Meine Meinung: Ein Musical über Emos, die in einem Bandcontest gegen eine christliche Schulgruppe antritt? Klingt herrlisch schräg und genau nach einem Film für meine beste Freundin. Die war dann so begeistert, dass sie mich dazu zwang diesen Film mit ihr zu sehen. Ich war sehr skeptisch, zumal der Film keine deutsche Synchronisation hat. Es hat keine Woche gedauert, da musste ich den Film unbedingt meinem besten Freund zeigen, weil ich ihn absolut herrlich fand. Auch dieser war zunächst wenig begeistert von den Wörtern Emo, Musical und keine Synchronisation in einem Satz. Doch auch ihn konnte der Film absolut begeistern. Das liegt wohl vor allem daran, dass sich der Film an vielen Stellen selbst nicht so ganz ernst nimmt, an anderen dafür umso mehr. Es wird mit Vorurteilen und Klischees gespielt und diese durcheinander geworfen. Über viele Sachen kann man lachen, wenn jedoch ein Mitglied der Christengruppe aus einem Umerziehungscamp wiederkommt und sich noch immer bei jedem Gedanken an einen Jungen Elektroshocks verabreicht, dann ist das im ersten Moment zwar witzig, aber sobald der Gedanke gesackt ist, überlegt man, warum man eigentlich darüber lachen konnte. Und genau mit solchen Tabus spielt dieses Musical. Versteht mich nicht falsch, es ist an erster Stelle ein Feel-Good-Film mit vielen humorvollen Einlagen und einprägsamen Liedern.
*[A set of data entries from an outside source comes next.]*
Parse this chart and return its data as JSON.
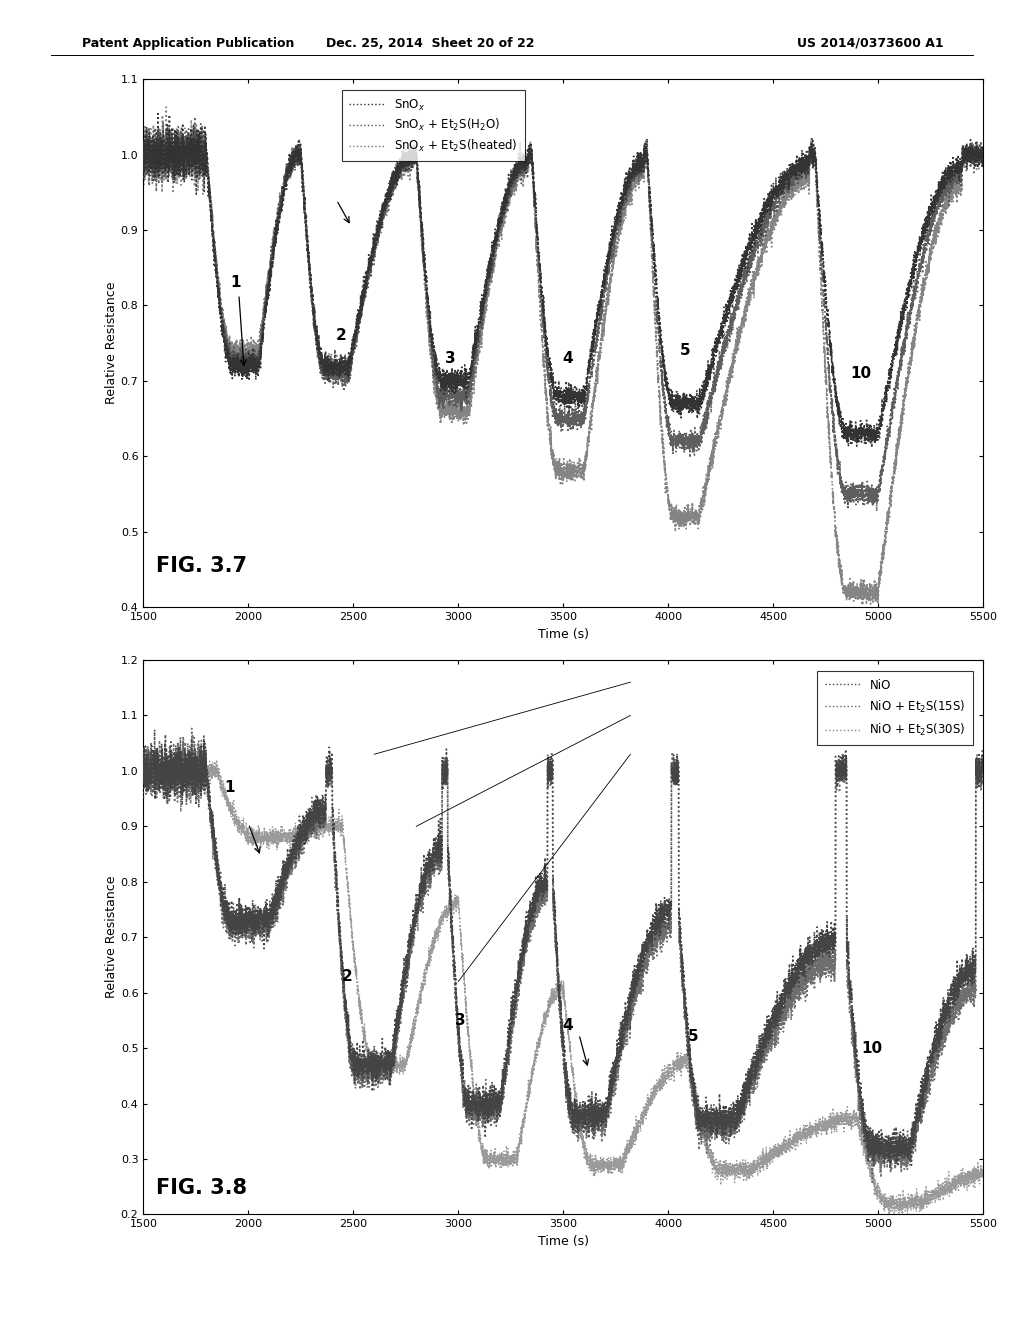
{
  "header_left": "Patent Application Publication",
  "header_mid": "Dec. 25, 2014  Sheet 20 of 22",
  "header_right": "US 2014/0373600 A1",
  "fig1": {
    "title": "FIG. 3.7",
    "xlabel": "Time (s)",
    "ylabel": "Relative Resistance",
    "xlim": [
      1500,
      5500
    ],
    "ylim": [
      0.4,
      1.1
    ],
    "yticks": [
      0.4,
      0.5,
      0.6,
      0.7,
      0.8,
      0.9,
      1.0,
      1.1
    ],
    "xticks": [
      1500,
      2000,
      2500,
      3000,
      3500,
      4000,
      4500,
      5000,
      5500
    ]
  },
  "fig2": {
    "title": "FIG. 3.8",
    "xlabel": "Time (s)",
    "ylabel": "Relative Resistance",
    "xlim": [
      1500,
      5500
    ],
    "ylim": [
      0.2,
      1.2
    ],
    "yticks": [
      0.2,
      0.3,
      0.4,
      0.5,
      0.6,
      0.7,
      0.8,
      0.9,
      1.0,
      1.1,
      1.2
    ],
    "xticks": [
      1500,
      2000,
      2500,
      3000,
      3500,
      4000,
      4500,
      5000,
      5500
    ]
  }
}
Doch im Hintergrund brodelt auch noch die richtige Botschaft.
Wer noch immer nicht überzeugt ist, den möchte ich darauf hinweisen, dass es ein Lied gibt, in dem überlegt wird, ob Jesus nicht vielleicht ein Emo gewesen wäre. Also gebt diesem Film durchaus eine Chance.
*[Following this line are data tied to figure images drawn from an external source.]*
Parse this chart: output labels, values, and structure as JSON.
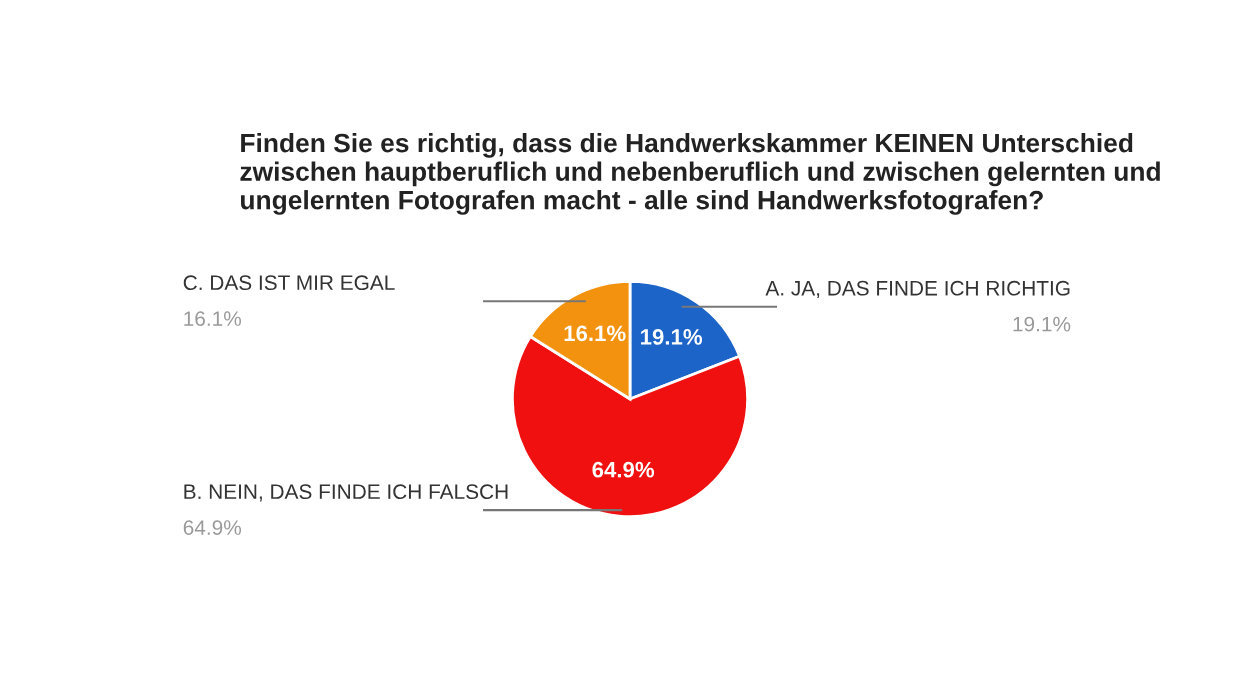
{
  "chart_data": {
    "type": "pie",
    "title": "Finden Sie es richtig, dass die Handwerkskammer KEINEN Unterschied\nzwischen hauptberuflich und nebenberuflich und zwischen gelernten und\nungelernten Fotografen macht - alle sind Handwerksfotografen?",
    "categories": [
      "A. JA, DAS FINDE ICH RICHTIG",
      "B. NEIN, DAS FINDE ICH FALSCH",
      "C. DAS IST MIR EGAL"
    ],
    "values": [
      19.1,
      64.9,
      16.1
    ],
    "colors": [
      "#1c64c8",
      "#f01010",
      "#f3920f"
    ],
    "value_labels": [
      "19.1%",
      "64.9%",
      "16.1%"
    ],
    "legend": false
  }
}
Emo – The Musical ist bei Netflix enthalten

Underwater

Die Handlung: Eine Forschungs- und Bohrstation auf dem Grund des Marianengrabens wird durch mehrere Erdbeben erschüttert und größtenteils zerstört. Nur eine kleine Gruppe Wissenschaftler überlebt und versucht über den Meeresboden zu einer anderen Sektion zu kommen, wo noch Rettungskapseln verfügbar sein sollen. Doch etwas ist durch die Erdbeben erwacht und macht nun Jagd auf die Crew.
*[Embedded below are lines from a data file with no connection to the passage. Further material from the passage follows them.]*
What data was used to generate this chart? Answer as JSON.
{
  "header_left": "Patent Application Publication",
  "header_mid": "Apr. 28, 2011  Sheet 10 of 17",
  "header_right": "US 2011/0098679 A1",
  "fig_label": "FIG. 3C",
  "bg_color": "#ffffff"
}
Meine Meinung: Underwater trägt den Beititel „Es ist erwacht“ und das sagt so ziemlich alles über den Film. Mit nur einer kurzen Exposition wird der Zuschauer gleich in die Katastrophe geworfen. Charaktere werden mit wenigen kurzen Sätzen charakterisiert. Der dunkle Meeresboden und die Beengung durch das umgebende Wasser geben dem Film ohne großes Zutun eine bedrückende Atmosphäre, die allein schon für eine Menge Gruselfaktor sorgt, spielt sie doch mit unseren Urängsten. Hinzu kommen dann jedoch die Unterwasserwesen, die ebenfalls durch die Erdbeben aufgerüttelt wurden. Hier spielt Regisseur William Eubank mit dem sehr wenig Sehen und doch wissen, dass da etwas sein muss. Allein diese Voraussetzung hätte aus dem Film viel machen können. Leider bedient Eubank im darauffolgenden die üblichen Klischees, so dass man mögliche Tode der Charaktere in der exakten Reihenfolge voraussagen kann. So fehlt dem Film Tiefe bei den Charakteren, die so absolut austauschbar sind und es kein Trauern um sie gibt, und ein Alleinstellungsmerkmal, abgesehen vom Setting, das sich von anderen Filmen des Genres abhebt. So ist ein grundsolider Film herausgekommen, der aber relativ schnell wieder aus dem Gedächtnis gespült wird, was schade ist, da hier deutlich mehr möglich wäre.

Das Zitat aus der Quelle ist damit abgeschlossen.